Bend. Don’t break. The Giants red zone defense does it again with 2 deflections on 3rd and 4th down 11:48 and 11:58. Martindale dialed up blitzes from the Left Side with Love and McKinney. Raanan reports that it was McKinney who got the ball batted for an incompletion to end the drive.
The punter committing a Safety was exactly what was required. The Giants killed some clock, and got 30 yards of field position for 2 inconsequential points. Essentially the Giants D shut down Rodgers & Pack in the second half, and scored on every possession until the final one where they took a knee.
This win says so many things.
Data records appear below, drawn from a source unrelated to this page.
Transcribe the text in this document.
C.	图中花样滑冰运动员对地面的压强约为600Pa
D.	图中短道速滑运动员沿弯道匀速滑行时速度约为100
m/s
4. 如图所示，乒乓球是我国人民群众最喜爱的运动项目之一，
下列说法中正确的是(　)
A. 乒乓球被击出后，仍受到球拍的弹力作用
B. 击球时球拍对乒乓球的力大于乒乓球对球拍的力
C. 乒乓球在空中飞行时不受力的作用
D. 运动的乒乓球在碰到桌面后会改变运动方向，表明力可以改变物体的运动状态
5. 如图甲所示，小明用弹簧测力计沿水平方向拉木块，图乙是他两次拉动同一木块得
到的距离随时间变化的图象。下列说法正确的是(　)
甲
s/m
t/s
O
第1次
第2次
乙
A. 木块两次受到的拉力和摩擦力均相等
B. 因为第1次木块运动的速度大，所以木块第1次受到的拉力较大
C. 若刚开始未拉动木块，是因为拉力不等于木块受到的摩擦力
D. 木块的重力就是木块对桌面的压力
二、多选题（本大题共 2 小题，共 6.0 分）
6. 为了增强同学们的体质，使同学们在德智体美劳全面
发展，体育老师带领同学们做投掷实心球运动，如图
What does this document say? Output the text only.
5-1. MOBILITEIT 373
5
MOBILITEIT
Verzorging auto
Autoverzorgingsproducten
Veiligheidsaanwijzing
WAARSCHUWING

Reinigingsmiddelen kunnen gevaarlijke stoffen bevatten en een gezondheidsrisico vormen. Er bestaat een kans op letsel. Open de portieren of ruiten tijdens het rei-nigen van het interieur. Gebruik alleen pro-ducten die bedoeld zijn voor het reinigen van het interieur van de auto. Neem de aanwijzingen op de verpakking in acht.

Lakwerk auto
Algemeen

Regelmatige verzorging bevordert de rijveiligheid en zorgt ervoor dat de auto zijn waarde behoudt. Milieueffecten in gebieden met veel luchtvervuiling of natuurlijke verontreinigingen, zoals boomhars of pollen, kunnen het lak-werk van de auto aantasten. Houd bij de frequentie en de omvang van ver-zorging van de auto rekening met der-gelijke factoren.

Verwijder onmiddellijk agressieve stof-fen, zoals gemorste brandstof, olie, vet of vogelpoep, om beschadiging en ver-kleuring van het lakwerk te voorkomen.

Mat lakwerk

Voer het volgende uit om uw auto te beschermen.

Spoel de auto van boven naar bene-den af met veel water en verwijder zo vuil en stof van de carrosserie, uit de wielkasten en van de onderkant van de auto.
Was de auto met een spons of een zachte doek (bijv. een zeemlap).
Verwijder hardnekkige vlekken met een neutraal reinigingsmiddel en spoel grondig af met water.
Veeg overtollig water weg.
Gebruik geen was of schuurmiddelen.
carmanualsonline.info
Let’s bullet them:
- Competitive
- Resilient
- Coaching advantage
- Prepared
- Jones (Week 3-5) playing better than any time in his career
- Schoen’s inherited weak roster (via horrible cap) not limiting the team
- rookies like Bellinger, Belton, Thibodeaux, Davidson, Neal, Fox (and even Ezeudu before injury) seeing meaningful minutes
- Injuries to players like Ojulari, Toney, Williams (and Adoree Jackson in H2) have not stopped this team from winning
- backups like Breida and McCloud came in today and made a difference
- Jaylon Smith is helping the LBer corps in a big way
- 21 players on Defense made at least 1 tackle, that is sick
- No turnovers, Jones is protecting the ball
- Offensive line was very good, not great, but certainly good enough to let Jones work (4 hits, 1 sack against a vg defense)
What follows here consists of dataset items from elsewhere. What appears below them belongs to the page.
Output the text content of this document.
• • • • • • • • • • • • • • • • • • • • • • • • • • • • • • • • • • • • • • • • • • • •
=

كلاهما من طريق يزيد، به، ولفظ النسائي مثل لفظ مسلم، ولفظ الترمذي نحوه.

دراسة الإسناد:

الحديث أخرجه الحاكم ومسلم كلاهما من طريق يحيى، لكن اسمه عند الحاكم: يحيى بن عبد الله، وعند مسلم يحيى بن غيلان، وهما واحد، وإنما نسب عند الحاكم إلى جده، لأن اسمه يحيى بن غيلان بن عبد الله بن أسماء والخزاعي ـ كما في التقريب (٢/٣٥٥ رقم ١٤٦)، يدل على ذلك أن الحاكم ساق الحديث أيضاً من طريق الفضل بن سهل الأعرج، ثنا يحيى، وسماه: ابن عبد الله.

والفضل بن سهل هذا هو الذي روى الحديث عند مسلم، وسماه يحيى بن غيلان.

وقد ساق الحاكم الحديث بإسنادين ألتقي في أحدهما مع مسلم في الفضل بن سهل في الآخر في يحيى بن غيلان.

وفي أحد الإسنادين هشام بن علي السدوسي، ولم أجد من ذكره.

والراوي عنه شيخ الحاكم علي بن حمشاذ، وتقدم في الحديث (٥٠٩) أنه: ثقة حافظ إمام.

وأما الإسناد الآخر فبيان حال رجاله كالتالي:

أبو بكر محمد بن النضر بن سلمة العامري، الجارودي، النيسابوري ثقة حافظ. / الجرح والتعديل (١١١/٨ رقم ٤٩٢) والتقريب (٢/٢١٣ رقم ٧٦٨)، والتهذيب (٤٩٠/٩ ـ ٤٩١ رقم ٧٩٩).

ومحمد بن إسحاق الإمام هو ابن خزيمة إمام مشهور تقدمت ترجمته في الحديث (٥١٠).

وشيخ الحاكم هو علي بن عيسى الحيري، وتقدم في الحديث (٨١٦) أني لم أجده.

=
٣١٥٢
- Still plenty of room for improvement in the screen game, but I have supreme confidence in this coaching staff to accomplish nearly anything right now, given time
- Slayton 6 receptions for 79 yards and if Jones puts the ball in stride for him late near the end of Q1 on the 3rd possession, Slayton goes to the house
- Slayton takes pressure off of Barkley, and Barkley off of Slayton
- Scheme-wise, it is kind of scary how much more potential there is if this team gets players back AND in future years when they are not cap strangled anymore
If Jones stays healthy and continues his progression, he will be part of this team’s future. I cannot say enough good things about Daboll and his staff. It is only 5 games, and the NFL has seen its fair share of one and done head coaches who failed to live up to impressive debuts. Yet Daboll seems not only in command, he knows exactly what he is doing all the time. We said the organization needed to go outside. We got Schoen and Daboll from outside, and these guys are turning everything around faster than anyone (yes, even the most optimistic!) could have believed. I am still calling this season a rebuild. But don’t tell the players and the coaches that.